Overview
When notifiable works are carried out, building owners often assume that any damage caused to neighbouring property is simply a matter for the contractor.
That assumption is dangerous. Under the Party Wall etc. Act 1996, responsibility sits with the building owner, even if the contractor caused the damage.
Who is responsible?
The building owner is responsible for damage caused by works carried out under the Act. The contractor does not owe duties under the Act to the adjoining owner in the same way.
That means the building owner may have to make good damage or pay compensation, even where the contractor was careless.
Why the building contract matters
The building owner should protect themselves through the building contract.
The contract should require the contractor to:
- carry out the works carefully and in accordance with the award;
- make good damage caused to adjoining property;
- reimburse the building owner for reasonable costs paid to the adjoining owner;
- maintain appropriate insurance;
- cooperate with inspections and party wall procedures.

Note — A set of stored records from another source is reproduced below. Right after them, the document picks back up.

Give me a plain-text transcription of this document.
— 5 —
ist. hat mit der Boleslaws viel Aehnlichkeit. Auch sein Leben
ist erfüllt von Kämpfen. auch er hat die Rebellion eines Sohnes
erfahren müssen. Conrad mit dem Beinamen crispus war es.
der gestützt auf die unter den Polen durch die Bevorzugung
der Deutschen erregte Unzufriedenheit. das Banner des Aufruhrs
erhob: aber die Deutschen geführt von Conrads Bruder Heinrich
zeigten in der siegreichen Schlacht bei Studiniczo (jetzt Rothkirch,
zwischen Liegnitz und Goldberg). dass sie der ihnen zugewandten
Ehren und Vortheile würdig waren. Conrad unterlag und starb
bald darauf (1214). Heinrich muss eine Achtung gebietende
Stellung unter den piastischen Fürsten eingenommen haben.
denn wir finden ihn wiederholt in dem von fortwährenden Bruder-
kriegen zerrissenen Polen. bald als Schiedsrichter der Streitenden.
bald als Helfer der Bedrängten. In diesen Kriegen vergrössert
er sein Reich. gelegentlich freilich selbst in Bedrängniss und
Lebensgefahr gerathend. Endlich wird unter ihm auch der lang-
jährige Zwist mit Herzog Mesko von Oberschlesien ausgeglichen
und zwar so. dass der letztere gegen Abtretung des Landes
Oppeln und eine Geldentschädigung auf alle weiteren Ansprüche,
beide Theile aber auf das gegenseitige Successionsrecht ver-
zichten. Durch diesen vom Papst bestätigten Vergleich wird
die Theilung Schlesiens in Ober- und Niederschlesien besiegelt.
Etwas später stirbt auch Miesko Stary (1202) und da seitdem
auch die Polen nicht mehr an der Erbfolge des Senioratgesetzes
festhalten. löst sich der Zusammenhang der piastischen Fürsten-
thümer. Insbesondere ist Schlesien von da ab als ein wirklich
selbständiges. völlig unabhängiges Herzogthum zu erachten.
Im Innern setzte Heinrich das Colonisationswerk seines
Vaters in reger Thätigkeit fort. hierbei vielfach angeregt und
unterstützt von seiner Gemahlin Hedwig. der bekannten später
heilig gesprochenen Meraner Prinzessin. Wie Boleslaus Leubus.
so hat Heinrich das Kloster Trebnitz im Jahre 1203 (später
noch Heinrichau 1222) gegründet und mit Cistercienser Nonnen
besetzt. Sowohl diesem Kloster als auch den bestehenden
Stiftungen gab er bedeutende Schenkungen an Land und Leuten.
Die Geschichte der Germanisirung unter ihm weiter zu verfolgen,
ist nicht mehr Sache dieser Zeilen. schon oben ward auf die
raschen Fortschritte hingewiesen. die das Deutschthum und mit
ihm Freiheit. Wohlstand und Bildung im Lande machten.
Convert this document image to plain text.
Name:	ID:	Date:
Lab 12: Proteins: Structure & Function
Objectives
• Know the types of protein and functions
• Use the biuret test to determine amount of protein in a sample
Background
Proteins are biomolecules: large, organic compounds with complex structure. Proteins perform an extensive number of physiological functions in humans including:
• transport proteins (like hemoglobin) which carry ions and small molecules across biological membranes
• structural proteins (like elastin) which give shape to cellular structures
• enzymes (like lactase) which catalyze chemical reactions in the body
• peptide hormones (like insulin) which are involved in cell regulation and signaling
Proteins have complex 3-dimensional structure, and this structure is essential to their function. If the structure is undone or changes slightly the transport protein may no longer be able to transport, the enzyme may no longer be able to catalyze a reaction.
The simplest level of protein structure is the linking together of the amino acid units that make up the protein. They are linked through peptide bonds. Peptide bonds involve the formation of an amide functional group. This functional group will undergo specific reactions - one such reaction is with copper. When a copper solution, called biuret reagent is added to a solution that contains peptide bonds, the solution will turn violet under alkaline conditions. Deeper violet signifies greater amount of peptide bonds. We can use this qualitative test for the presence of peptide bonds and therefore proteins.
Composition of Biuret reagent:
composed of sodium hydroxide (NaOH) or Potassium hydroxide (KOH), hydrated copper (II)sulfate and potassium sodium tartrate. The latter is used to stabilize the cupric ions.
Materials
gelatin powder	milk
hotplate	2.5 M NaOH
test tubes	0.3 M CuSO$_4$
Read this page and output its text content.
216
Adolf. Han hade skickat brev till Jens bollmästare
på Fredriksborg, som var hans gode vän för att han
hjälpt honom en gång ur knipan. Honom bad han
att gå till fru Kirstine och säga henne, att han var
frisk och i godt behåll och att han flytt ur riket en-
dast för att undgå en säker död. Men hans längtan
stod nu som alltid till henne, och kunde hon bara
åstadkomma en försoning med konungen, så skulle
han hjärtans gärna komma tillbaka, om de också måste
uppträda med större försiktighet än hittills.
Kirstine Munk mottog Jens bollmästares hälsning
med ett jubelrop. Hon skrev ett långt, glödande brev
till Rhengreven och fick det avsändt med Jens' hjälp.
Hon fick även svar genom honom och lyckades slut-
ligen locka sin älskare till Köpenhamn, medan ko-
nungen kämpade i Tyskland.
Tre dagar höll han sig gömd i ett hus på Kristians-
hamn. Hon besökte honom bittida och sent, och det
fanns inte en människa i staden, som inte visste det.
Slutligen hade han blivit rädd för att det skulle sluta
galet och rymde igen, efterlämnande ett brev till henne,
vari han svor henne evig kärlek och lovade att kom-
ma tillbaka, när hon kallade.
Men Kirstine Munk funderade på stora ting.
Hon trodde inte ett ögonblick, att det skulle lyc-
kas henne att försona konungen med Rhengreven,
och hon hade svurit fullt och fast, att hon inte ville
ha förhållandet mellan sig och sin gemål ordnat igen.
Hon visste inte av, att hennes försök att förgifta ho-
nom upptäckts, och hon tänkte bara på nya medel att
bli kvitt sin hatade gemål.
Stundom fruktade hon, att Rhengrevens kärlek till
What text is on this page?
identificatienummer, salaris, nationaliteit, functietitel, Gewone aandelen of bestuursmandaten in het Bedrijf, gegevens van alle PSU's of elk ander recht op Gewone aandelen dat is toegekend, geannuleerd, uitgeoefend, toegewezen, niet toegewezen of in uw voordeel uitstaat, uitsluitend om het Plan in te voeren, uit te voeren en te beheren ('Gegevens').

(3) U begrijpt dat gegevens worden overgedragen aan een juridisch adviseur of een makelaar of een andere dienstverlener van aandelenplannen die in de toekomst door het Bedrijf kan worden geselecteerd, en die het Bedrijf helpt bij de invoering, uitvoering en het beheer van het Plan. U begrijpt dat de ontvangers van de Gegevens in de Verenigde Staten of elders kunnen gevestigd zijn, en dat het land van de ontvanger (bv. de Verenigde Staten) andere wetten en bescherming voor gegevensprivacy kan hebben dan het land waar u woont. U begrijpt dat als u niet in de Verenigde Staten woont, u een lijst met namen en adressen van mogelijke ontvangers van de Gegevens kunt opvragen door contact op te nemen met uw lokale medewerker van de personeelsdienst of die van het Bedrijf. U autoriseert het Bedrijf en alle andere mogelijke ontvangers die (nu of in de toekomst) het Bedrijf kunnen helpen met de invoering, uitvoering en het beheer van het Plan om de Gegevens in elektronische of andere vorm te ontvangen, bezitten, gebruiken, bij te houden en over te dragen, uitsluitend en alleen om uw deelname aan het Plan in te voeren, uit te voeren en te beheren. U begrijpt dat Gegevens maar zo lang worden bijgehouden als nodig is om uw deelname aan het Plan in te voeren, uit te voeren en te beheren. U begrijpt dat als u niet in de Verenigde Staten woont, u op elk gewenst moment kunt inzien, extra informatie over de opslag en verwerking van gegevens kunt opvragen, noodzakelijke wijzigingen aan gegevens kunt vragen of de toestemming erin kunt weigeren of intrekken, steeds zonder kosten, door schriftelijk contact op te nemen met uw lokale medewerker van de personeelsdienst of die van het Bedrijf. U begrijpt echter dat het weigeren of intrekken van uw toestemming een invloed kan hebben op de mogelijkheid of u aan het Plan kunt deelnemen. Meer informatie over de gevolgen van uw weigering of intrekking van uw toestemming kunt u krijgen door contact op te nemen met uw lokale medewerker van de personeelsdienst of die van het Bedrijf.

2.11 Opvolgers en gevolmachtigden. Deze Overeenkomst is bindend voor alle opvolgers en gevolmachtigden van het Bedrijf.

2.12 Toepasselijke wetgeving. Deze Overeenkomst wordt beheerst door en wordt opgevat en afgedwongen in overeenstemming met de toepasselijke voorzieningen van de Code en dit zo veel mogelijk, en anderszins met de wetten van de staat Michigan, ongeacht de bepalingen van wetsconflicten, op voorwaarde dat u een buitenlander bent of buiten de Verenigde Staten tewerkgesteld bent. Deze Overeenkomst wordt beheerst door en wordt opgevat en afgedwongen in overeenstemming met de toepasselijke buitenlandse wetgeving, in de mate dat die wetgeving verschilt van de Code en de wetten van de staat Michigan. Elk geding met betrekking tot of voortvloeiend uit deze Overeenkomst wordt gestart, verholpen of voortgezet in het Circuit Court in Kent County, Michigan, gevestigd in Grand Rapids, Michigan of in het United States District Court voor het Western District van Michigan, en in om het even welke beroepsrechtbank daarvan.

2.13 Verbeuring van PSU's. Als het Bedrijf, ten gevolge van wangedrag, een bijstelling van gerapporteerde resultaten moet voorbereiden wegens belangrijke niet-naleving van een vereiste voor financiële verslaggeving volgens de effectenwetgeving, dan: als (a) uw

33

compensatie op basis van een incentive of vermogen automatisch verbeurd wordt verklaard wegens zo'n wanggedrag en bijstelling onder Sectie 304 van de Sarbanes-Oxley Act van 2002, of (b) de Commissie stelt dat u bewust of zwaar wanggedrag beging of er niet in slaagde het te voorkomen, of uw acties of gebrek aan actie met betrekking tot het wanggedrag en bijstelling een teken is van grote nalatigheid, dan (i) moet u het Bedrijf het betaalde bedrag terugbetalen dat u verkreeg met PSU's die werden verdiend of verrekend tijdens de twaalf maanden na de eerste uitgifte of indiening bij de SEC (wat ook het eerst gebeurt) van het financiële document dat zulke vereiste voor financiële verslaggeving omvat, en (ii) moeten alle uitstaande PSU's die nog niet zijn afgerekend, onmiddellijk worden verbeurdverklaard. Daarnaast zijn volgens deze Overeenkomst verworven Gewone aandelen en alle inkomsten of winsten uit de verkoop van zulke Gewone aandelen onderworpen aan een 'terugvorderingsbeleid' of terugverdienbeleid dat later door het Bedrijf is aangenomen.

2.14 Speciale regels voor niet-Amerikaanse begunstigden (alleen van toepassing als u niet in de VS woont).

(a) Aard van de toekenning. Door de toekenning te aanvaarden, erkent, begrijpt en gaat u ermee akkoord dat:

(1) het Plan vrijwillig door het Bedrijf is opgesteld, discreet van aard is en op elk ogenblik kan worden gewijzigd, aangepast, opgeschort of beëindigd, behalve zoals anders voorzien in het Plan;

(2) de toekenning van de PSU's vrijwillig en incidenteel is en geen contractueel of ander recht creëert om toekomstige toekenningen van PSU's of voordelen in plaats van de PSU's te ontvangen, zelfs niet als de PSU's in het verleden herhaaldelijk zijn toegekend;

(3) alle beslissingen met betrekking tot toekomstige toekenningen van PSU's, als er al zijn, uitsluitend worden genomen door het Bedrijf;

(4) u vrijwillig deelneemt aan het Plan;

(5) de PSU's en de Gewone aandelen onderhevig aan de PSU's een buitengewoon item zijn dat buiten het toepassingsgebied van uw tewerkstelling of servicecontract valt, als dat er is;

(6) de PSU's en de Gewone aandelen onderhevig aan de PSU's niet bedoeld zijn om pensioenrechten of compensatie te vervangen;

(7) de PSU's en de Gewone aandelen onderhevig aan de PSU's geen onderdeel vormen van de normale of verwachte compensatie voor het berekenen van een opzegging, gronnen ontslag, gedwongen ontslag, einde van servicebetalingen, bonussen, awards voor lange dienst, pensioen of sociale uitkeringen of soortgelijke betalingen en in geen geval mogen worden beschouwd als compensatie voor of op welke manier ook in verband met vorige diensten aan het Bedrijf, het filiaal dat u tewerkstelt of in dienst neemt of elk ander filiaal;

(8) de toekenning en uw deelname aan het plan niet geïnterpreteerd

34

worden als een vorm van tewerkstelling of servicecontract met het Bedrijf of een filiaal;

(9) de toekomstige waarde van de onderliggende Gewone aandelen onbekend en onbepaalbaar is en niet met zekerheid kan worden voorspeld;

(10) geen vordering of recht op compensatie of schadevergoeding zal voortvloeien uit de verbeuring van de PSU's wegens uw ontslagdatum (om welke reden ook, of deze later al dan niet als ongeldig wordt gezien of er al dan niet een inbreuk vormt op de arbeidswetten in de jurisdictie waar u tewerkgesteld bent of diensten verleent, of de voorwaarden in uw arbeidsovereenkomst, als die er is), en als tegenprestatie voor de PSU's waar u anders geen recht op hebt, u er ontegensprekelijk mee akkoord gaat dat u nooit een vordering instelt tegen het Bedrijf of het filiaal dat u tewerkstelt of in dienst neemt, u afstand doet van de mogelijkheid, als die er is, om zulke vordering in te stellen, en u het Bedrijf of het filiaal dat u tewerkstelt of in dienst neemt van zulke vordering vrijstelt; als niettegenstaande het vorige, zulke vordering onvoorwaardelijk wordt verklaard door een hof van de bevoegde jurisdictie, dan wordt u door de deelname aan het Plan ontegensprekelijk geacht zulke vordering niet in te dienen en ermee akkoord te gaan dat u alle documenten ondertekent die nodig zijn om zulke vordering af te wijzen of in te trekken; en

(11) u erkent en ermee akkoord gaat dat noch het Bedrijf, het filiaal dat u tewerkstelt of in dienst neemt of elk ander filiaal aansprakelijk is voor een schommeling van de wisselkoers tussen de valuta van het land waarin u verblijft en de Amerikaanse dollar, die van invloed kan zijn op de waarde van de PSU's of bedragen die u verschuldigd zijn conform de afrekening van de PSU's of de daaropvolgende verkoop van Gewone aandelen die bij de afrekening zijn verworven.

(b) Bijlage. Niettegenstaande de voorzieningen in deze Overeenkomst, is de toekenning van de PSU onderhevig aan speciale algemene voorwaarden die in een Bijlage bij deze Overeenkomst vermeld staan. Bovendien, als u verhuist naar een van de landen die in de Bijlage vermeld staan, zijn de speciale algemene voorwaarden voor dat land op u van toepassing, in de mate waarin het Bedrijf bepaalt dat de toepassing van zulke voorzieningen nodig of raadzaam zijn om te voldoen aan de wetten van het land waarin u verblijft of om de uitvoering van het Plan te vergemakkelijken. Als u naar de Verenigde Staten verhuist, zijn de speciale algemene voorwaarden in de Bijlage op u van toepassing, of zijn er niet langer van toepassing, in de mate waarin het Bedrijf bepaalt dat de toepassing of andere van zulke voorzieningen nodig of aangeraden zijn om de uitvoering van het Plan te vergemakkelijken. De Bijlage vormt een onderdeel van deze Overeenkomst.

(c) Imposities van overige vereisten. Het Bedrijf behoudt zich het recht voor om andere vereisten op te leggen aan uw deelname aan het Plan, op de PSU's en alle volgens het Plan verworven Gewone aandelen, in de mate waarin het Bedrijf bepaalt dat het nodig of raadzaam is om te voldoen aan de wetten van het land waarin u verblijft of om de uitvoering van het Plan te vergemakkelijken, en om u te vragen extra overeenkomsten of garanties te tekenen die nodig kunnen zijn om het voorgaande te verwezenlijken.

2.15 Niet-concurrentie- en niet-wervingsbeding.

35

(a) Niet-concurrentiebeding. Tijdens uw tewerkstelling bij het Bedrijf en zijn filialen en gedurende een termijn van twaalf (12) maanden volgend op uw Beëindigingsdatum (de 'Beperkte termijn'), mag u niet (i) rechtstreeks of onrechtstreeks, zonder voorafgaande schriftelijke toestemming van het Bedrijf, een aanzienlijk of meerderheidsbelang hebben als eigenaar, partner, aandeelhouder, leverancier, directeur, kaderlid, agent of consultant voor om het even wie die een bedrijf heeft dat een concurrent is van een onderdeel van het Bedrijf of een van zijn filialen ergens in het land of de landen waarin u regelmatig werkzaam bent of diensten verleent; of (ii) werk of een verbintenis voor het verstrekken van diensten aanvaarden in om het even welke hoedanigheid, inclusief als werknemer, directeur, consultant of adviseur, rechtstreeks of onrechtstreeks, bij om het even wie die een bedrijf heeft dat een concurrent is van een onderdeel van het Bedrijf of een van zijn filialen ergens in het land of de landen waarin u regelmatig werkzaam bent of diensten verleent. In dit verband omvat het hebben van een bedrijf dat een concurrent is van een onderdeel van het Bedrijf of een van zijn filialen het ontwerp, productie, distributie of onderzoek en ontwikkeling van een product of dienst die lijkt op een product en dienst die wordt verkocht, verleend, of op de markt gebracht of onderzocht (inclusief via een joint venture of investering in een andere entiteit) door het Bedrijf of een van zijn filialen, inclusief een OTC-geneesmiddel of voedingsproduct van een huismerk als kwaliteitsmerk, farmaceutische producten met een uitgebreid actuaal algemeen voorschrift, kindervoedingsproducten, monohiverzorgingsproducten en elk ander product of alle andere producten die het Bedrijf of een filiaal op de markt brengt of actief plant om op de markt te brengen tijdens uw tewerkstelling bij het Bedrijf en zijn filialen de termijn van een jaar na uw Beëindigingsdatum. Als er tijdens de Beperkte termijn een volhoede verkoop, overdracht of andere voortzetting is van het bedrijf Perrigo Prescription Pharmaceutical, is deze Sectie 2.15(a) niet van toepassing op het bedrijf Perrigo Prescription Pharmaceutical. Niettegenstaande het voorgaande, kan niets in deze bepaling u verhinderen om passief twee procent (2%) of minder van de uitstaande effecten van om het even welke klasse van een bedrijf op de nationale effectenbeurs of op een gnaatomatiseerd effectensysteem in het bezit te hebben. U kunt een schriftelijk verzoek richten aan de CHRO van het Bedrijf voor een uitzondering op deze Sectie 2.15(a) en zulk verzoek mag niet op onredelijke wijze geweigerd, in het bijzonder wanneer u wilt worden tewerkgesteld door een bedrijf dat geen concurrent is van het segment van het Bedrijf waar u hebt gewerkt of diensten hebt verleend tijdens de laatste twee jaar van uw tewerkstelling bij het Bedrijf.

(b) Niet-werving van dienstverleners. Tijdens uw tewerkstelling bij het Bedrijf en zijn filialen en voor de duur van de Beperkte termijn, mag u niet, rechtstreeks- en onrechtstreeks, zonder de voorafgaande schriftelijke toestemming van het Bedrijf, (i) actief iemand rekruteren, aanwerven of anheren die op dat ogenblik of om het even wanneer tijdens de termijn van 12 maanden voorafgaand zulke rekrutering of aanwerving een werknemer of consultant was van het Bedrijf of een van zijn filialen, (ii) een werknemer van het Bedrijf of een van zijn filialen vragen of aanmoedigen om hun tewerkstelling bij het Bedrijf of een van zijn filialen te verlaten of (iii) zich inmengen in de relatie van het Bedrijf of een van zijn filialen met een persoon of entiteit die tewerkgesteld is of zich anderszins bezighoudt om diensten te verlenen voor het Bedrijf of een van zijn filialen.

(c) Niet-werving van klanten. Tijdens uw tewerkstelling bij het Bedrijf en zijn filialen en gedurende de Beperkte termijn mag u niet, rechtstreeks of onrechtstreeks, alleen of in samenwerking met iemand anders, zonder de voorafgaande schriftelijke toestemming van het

This does not remove the building owner's liability under the Act, but it helps shift the financial burden back to the contractor where appropriate.
Reasonable repair costs
Where damage is alleged, the surveyors may determine:
- whether damage was caused by the works;
- the appropriate repair method;
- whether making good or compensation is appropriate;
- the reasonable cost of repair.
That can avoid court proceedings if the issue falls within the surveyors' jurisdiction.
Timing matters
Final party wall inspections usually take place after works are complete. Building owners should therefore:
- retain enough money under the building contract;
- avoid releasing final payment too early;
- ensure the contractor returns to make good defects or damage;
- distinguish incomplete contract works from party wall damage.